When the engine is completed
. Elen’s fingers still rested on the Wock, and it throbbed under her light touch, faster than her heartbeat, urgent, compelling. Its message was more vital than anything the two men said, and her attention drifted.

“Perhaps,” Seul admitted.

Elen had a brief glimpse of the Waste from above, as if she looked down on it from some city tower or the top of the Remnant itself. There was a sensation of air rushing past, of an unaccustomed height. The light was the very earliest brush of morning, with stars still visible on the dark horizon.

Something else was there, and its presence was an intrusion, an invasive touch, a disease rotting the body…

“Something’s coming,” she said aloud.

Elen was still looking up at Seul, though her eyes had been temporarily blind. He turned, startled, toward her, then flushed and said, “We should give her more asphodel. If it wears off while we’re performing the awakening…”

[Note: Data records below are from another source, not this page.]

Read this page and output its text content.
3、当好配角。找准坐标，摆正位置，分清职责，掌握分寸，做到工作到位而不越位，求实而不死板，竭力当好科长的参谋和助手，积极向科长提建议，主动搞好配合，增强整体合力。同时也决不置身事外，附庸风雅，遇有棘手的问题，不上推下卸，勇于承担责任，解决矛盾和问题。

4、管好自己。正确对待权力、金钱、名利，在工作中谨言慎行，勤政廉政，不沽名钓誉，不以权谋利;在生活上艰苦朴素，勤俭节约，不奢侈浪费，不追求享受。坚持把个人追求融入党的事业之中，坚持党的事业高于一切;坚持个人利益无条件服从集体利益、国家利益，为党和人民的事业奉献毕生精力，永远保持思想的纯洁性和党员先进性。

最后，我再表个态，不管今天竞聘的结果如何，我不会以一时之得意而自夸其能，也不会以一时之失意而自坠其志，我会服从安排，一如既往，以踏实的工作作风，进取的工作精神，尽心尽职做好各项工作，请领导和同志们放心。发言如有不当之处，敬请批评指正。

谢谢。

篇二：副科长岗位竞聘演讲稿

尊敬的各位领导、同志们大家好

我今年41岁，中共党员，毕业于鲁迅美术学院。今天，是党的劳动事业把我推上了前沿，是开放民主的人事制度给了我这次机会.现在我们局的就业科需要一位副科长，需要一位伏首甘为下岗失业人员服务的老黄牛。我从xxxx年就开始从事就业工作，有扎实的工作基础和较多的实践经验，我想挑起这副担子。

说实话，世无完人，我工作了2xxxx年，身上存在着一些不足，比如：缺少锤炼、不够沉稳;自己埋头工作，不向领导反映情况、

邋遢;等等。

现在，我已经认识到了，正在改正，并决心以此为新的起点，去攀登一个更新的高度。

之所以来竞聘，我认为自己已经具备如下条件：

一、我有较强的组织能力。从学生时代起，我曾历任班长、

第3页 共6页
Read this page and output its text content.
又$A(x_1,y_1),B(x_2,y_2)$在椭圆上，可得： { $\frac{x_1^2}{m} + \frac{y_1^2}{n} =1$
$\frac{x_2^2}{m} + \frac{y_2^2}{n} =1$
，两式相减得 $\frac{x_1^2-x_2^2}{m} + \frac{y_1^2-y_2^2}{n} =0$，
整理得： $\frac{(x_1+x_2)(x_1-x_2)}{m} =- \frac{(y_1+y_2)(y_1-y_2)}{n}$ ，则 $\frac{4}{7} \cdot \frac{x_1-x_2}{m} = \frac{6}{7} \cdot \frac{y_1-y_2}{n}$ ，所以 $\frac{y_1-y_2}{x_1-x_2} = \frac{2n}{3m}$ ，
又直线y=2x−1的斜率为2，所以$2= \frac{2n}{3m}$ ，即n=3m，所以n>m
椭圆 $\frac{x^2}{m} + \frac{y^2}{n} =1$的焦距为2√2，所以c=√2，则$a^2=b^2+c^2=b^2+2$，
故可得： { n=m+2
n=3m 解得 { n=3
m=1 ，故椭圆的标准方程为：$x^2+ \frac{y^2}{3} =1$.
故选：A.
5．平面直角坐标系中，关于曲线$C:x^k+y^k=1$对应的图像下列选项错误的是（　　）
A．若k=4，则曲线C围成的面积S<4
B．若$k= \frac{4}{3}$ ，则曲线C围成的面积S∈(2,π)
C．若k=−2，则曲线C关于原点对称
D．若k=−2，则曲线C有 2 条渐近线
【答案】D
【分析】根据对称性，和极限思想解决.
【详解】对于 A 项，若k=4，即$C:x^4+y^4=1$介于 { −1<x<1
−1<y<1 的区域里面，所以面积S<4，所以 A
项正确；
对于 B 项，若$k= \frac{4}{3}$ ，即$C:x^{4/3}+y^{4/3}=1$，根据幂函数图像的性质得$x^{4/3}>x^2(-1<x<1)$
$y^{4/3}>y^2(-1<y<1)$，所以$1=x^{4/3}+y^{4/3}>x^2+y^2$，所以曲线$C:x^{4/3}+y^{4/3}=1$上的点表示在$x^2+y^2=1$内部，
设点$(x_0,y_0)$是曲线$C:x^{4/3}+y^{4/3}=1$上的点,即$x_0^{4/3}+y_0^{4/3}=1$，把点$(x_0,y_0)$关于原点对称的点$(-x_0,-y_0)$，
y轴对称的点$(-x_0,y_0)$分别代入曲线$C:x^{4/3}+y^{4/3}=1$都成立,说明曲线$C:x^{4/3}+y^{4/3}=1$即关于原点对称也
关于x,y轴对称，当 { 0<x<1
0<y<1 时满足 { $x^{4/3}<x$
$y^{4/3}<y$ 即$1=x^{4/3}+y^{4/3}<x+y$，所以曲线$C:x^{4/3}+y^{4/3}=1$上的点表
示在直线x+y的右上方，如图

Riathen closed his eyes briefly, as if he was in pain. What Elen read on his soul was relief. He said, “Very well.”

Seul pulled a stoppered vial from his mantle, but Riathen didn’t comment on this evidence of preparation. He stepped toward her, but the older man stopped him. Riathen said, “I’ll give it to her.”

Elen gathered her scrambled thoughts, removed her hand from the block to try to shut out its beguiling call. Riathen was kneeling before her, lifting the stopper and holding out the vial. “Please, Elen.”

She could dash it from his hand, but she had a better idea. Seul was facing toward the door slab, frowning. Riathen’s eyes were on her, and his guard was down.

She took the vial, brought it to her lips, and pushed toward the edge of Riathen’s mind an image of her drinking, swallowing. She couldn’t prevent a drop or two from rolling over her lips, but the rest went down her chin.